Running model: RandomForest
Best RandomForest: ROC-AUC=0.6323, F1=0.0513, Threshold=0.6
Running model: GradientBoosting
Best GradientBoosting: ROC-AUC=0.6416, F1=0.0560, Threshold=0.6
Running model: ExtraTrees
Best ExtraTrees: ROC-AUC=0.5956, F1=0.0405, Threshold=0.6
Running model: AdaBoost
Best AdaBoost: ROC-AUC=0.5341, F1=0.0302, Threshold=0.1


#### Step 9: Overall Best model

In [0]:
import pprint

# Find overall best model by F1 score
overall_best = max(best_results.values(), key=lambda x: x['f1'])

print("="*80)
print("OVERALL BEST MODEL")
print(f"Model: {overall_best['model_name']}")
print(f"Params: {overall_best['params']}")
print(f"Threshold: {overall_best['threshold']}")
print(f"Accuracy: {overall_best['accuracy']:.4f}")
print(f"ROC-AUC: {overall_best['roc_auc']:.4f}")
print(f"Precision: {overall_best['precision']:.4f}")
print(f"Recall: {overall_best['recall']:.4f}")
print(f"F1: {overall_best['f1']:.4f}")
print("Confusion Matrix:")
print(overall_best['confusion_matrix'])
print("="*80)

# Optional: log overall best model to MLflow
mlflow.end_run()
mlflow.set_experiment("/Shared/day12_purchase_prediction")
with mlflow.start_run(run_name="overall_best_model"):
    mlflow.log_param("model_name", overall_best['model_name'])
    mlflow.log_params(overall_best['params'])
    mlflow.log_param("threshold", overall_best['threshold'])
    
    mlflow.log_metric("accuracy", overall_best['accuracy'])
    mlflow.log_metric("roc_auc", overall_best['roc_auc'])
    mlflow.log_metric("precision", overall_best['precision'])
    mlflow.log_metric("recall", overall_best['recall'])
    mlflow.log_metric("f1_score", overall_best['f1'])
    
    # Log the model artifact
    # Re-train the model with best params and sample weights
    ModelClass = {
        "RandomForest": RandomForestClassifier,
        "GradientBoosting": GradientBoostingClassifier,
        "ExtraTrees": ExtraTreesClassifier,
        "AdaBoost": AdaBoostClassifier
    }[overall_best['model_name']]
    
    model_params = overall_best['params']
    sample_weights = compute_sample_weight(class_weight="balanced", y=y_train) if overall_best['model_name'] != "AdaBoost" else None
    model = ModelClass(**model_params, random_state=42)
    if sample_weights is not None:
        model.fit(X_train, y_train, sample_weight=sample_weights)
    else:
        model.fit(X_train, y_train)
    
    mlflow.sklearn.log_model(model, artifact_path="model")

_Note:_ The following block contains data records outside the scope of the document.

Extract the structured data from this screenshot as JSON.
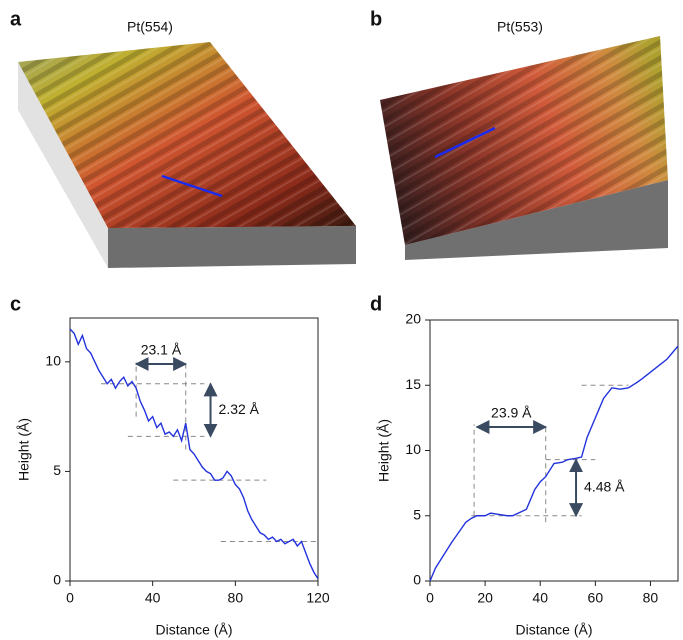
{
  "panels": [
    {
      "label": "a",
      "title": "Pt(554)"
    },
    {
      "label": "b",
      "title": "Pt(553)"
    }
  ],
  "chart_data": [
    {
      "type": "line",
      "label": "c",
      "x_label": "Distance (Å)",
      "y_label": "Height (Å)",
      "x": [
        0,
        2,
        4,
        6,
        8,
        10,
        12,
        14,
        16,
        18,
        20,
        22,
        24,
        26,
        28,
        30,
        32,
        34,
        36,
        38,
        40,
        42,
        44,
        46,
        48,
        50,
        52,
        54,
        56,
        58,
        60,
        62,
        64,
        66,
        68,
        70,
        72,
        74,
        76,
        78,
        80,
        82,
        84,
        86,
        88,
        90,
        92,
        94,
        96,
        98,
        100,
        102,
        104,
        106,
        108,
        110,
        112,
        114,
        116,
        118,
        120
      ],
      "series": [
        {
          "color": "#2233dd",
          "values": [
            11.5,
            11.3,
            10.8,
            11.2,
            10.6,
            10.4,
            10.0,
            9.6,
            9.3,
            9.0,
            9.2,
            8.8,
            9.1,
            9.3,
            8.9,
            9.1,
            8.8,
            8.2,
            7.8,
            7.3,
            7.5,
            7.0,
            7.2,
            6.7,
            6.8,
            6.6,
            6.9,
            6.4,
            7.2,
            6.0,
            5.8,
            5.5,
            5.2,
            5.0,
            4.9,
            4.6,
            4.6,
            4.7,
            5.0,
            4.8,
            4.4,
            4.2,
            3.8,
            3.2,
            2.8,
            2.5,
            2.2,
            2.1,
            1.9,
            2.0,
            1.8,
            1.9,
            1.7,
            1.8,
            1.9,
            1.6,
            1.8,
            1.3,
            0.8,
            0.4,
            0.1
          ]
        }
      ],
      "xlim": [
        0,
        120
      ],
      "xticks": [
        0,
        40,
        80,
        120
      ],
      "ylim": [
        0,
        12
      ],
      "yticks": [
        0,
        5,
        10
      ],
      "guides": [
        {
          "x": [
            15,
            65
          ],
          "y": [
            9,
            9
          ]
        },
        {
          "x": [
            28,
            65
          ],
          "y": [
            6.6,
            6.6
          ]
        },
        {
          "x": [
            50,
            95
          ],
          "y": [
            4.6,
            4.6
          ]
        },
        {
          "x": [
            73,
            120
          ],
          "y": [
            1.8,
            1.8
          ]
        },
        {
          "x": [
            32,
            32
          ],
          "y": [
            7.5,
            10
          ]
        },
        {
          "x": [
            56,
            56
          ],
          "y": [
            6,
            10
          ]
        }
      ],
      "annotations": [
        {
          "text": "23.1 Å",
          "x": [
            32,
            56
          ],
          "y": [
            9.9,
            9.9
          ]
        },
        {
          "text": "2.32 Å",
          "x": [
            68,
            68
          ],
          "y": [
            9,
            6.6
          ]
        }
      ]
    },
    {
      "type": "line",
      "label": "d",
      "x_label": "Distance (Å)",
      "y_label": "Height (Å)",
      "x": [
        0,
        2,
        5,
        8,
        10,
        13,
        15,
        17,
        20,
        22,
        25,
        28,
        30,
        33,
        35,
        38,
        40,
        42,
        45,
        48,
        50,
        53,
        55,
        57,
        60,
        63,
        66,
        69,
        72,
        75,
        77,
        80,
        83,
        86,
        88,
        90
      ],
      "series": [
        {
          "color": "#2233dd",
          "values": [
            0,
            1.0,
            2.0,
            3.0,
            3.6,
            4.5,
            4.8,
            5.0,
            5.0,
            5.2,
            5.1,
            5.0,
            5.0,
            5.3,
            5.5,
            7.0,
            7.6,
            8.0,
            9.0,
            9.1,
            9.3,
            9.4,
            9.5,
            11.0,
            12.5,
            14.0,
            14.8,
            14.7,
            14.8,
            15.2,
            15.5,
            16.0,
            16.5,
            17.0,
            17.5,
            18.0
          ]
        }
      ],
      "xlim": [
        0,
        90
      ],
      "xticks": [
        0,
        20,
        40,
        60,
        80
      ],
      "ylim": [
        0,
        20
      ],
      "yticks": [
        0,
        5,
        10,
        15,
        20
      ],
      "guides": [
        {
          "x": [
            15,
            55
          ],
          "y": [
            5,
            5
          ]
        },
        {
          "x": [
            42,
            60
          ],
          "y": [
            9.3,
            9.3
          ]
        },
        {
          "x": [
            55,
            72
          ],
          "y": [
            15,
            15
          ]
        },
        {
          "x": [
            16,
            16
          ],
          "y": [
            5,
            12
          ]
        },
        {
          "x": [
            42,
            42
          ],
          "y": [
            4.5,
            12
          ]
        }
      ],
      "annotations": [
        {
          "text": "23.9 Å",
          "x": [
            17,
            42
          ],
          "y": [
            11.8,
            11.8
          ]
        },
        {
          "text": "4.48 Å",
          "x": [
            53,
            53
          ],
          "y": [
            5,
            9.3
          ]
        }
      ]
    }
  ]
}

print("Overall best model logged to MLflow successfully!")


OVERALL BEST MODEL
Model: GradientBoosting
Params: {'n_estimators': 300, 'max_depth': 3, 'learning_rate': 0.1}
Threshold: 0.6
Accuracy: 0.8547
ROC-AUC: 0.6416
Precision: 0.0311
Recall: 0.2814
F1: 0.0560
Confusion Matrix:
[[18540  2928]
 [  240    94]]




Overall best model logged to MLflow successfully!